State schools chief Randy Dorn is boycotting the governor's state of the state speech. The superintendent of public instruction says he's not happy with Gov. Jay Inslee's budget or legislative plans for education.

The state Supreme Court has given lawmakers until 2018 to fix the way the state pays for public schools. The most difficult challenge remaining is ending the state's overreliance on local school levies.

Dorn says the governor's budget proposal could force school districts to be even more dependent on local levies.

In his speech, Inslee spoke about progress by the Legislature on school funding. But Dorn believes lawmakers are not making enough progress. He says he will keep making a fuss and encouraging the Supreme Court to increase the sanctions against the Legislature until lawmakers finish their work.


12:51 p.m.

Gov. Jay Inslee says he wants to use $180 million in an emergency funds account to help pay the costs of battling last year's huge wildfires in Washington state.

In his state of the state speech Tuesday, Inslee said more than 1 million acres were burned and more than 300 homes were destroyed. He also noted that three firefighters were killed.
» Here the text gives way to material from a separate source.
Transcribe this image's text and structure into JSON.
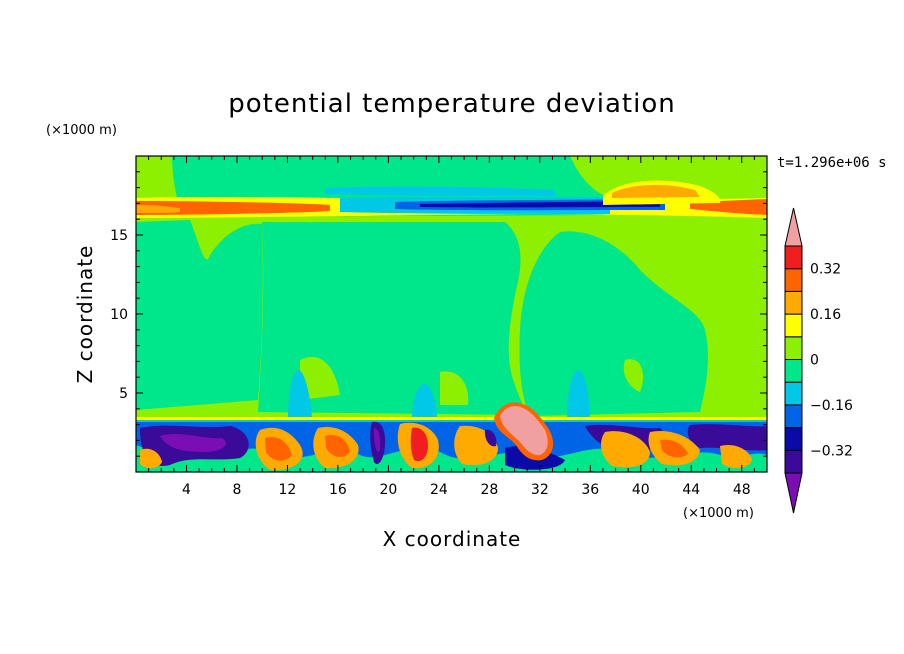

The men perished in August after their vehicle crashed and was engulfed in flames in the Methow River Valley. Tom Zbyszewski, 20, Andrew Zajac, 26, and Richard Wheeler, 31, were fighting the Okanogan Complex wildfire in August, which burned about 470 square miles.

Inslee says he also wants to use $29 million from the Disaster Response Account to help towns still recovering from last years' fires and to prepare for the upcoming fire season.


12:45 p.m.

Gov. Jay Inslee wants to spend more money to address the state's beleaguered mental health system.

Inslee said in his state of the state address Tuesday that his budget proposal includes money for four new, 16-bed triage facilities and three new mobile crisis teams to help the mentally ill. He says more staffing is needed at the state's psychiatric hospitals, as well.

A federal judge issued a permanent injunction last year saying the state is violating the constitutional rights of its most vulnerable citizens by forcing them to wait in jails for weeks or months before receiving competency evaluations or treatment to restore their competency.


12:38 p.m.

Gov. Jay Inslee is touting his plan to hire more teachers in his annual state of the state address.

Speaking Tuesday, Inslee told lawmakers that Washington needs to hire about 7,000 more teachers. Inslee says he would raise beginning teacher salaries from about $36,000 a year to $40,000 annually. He also wants to give a minimum 1 percent raise to all teachers and add more funding for a teacher mentoring program.